Zhang Yue, Zheng Chunfang, Sankoff David
Department of Mathematics and Statistics, University of Ottawa, 150 Louis Pasteur Pvt, Ottawa, K1N 6N5 Canada.
Algorithms Mol Biol. 2019 Aug 1;14:18. doi: 10.1186/s13015-019-0153-8. eCollection 2019.
The statistical distribution of the similarity or difference between pairs of paralogous genes, created by whole genome doubling, or between pairs of orthologous genes in two related species is an important source of information about genomic evolution, especially in plants.
We derive the mixture of distributions of sequence similarity for duplicate gene pairs generated by repeated episodes of whole gene doubling. This involves integrating sequence divergence and gene pair loss through fractionation, using a branching process and a mutational model. We account not only for the timing of these events in terms of local modes, but also the amplitude and variance of the component distributions. This model is then extended to orthologous gene pairs.
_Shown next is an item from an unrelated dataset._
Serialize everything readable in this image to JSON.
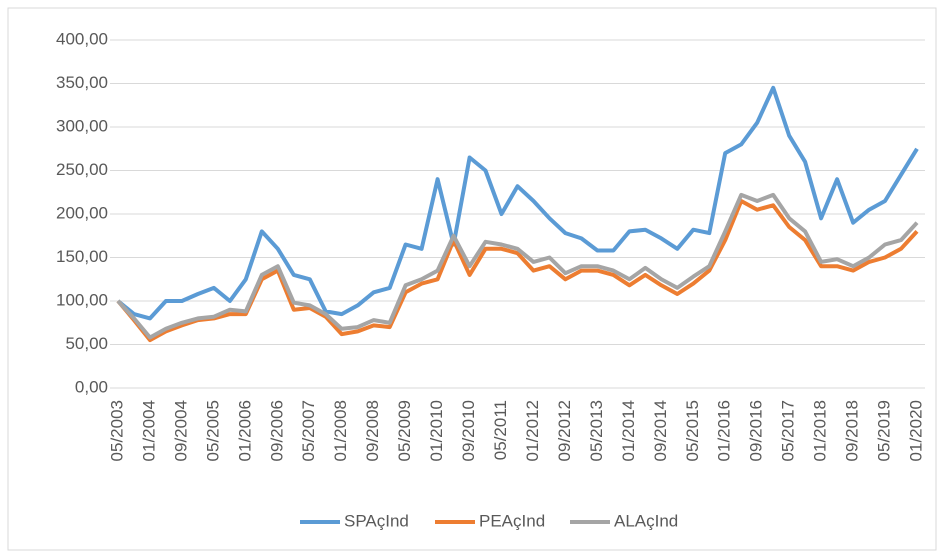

We apply the model and inference procedures to the evolution of the Solanaceae, focusing on the genomes of economically important crops. We assess how consistent or variable fractionation rates are from species to species and over time.
由全基因组加倍产生的旁系同源基因对之间,或两个相关物种的直系同源基因对之间的相似性或差异的统计分布,是有关基因组进化的重要信息来源,尤其是在植物中。
我们推导了由全基因多次加倍产生的重复基因对的序列相似性分布的混合情况。这涉及通过使用分支过程和突变模型,通过分馏整合序列分歧和基因对丢失。我们不仅根据局部模式考虑这些事件的时间,还考虑成分分布的幅度和方差。然后将该模型扩展到直系同源基因对。
我们将该模型和推理程序应用于茄科植物的进化,重点关注经济上重要作物的基因组。我们评估了不同物种之间以及随时间推移分馏率的一致性或变异性。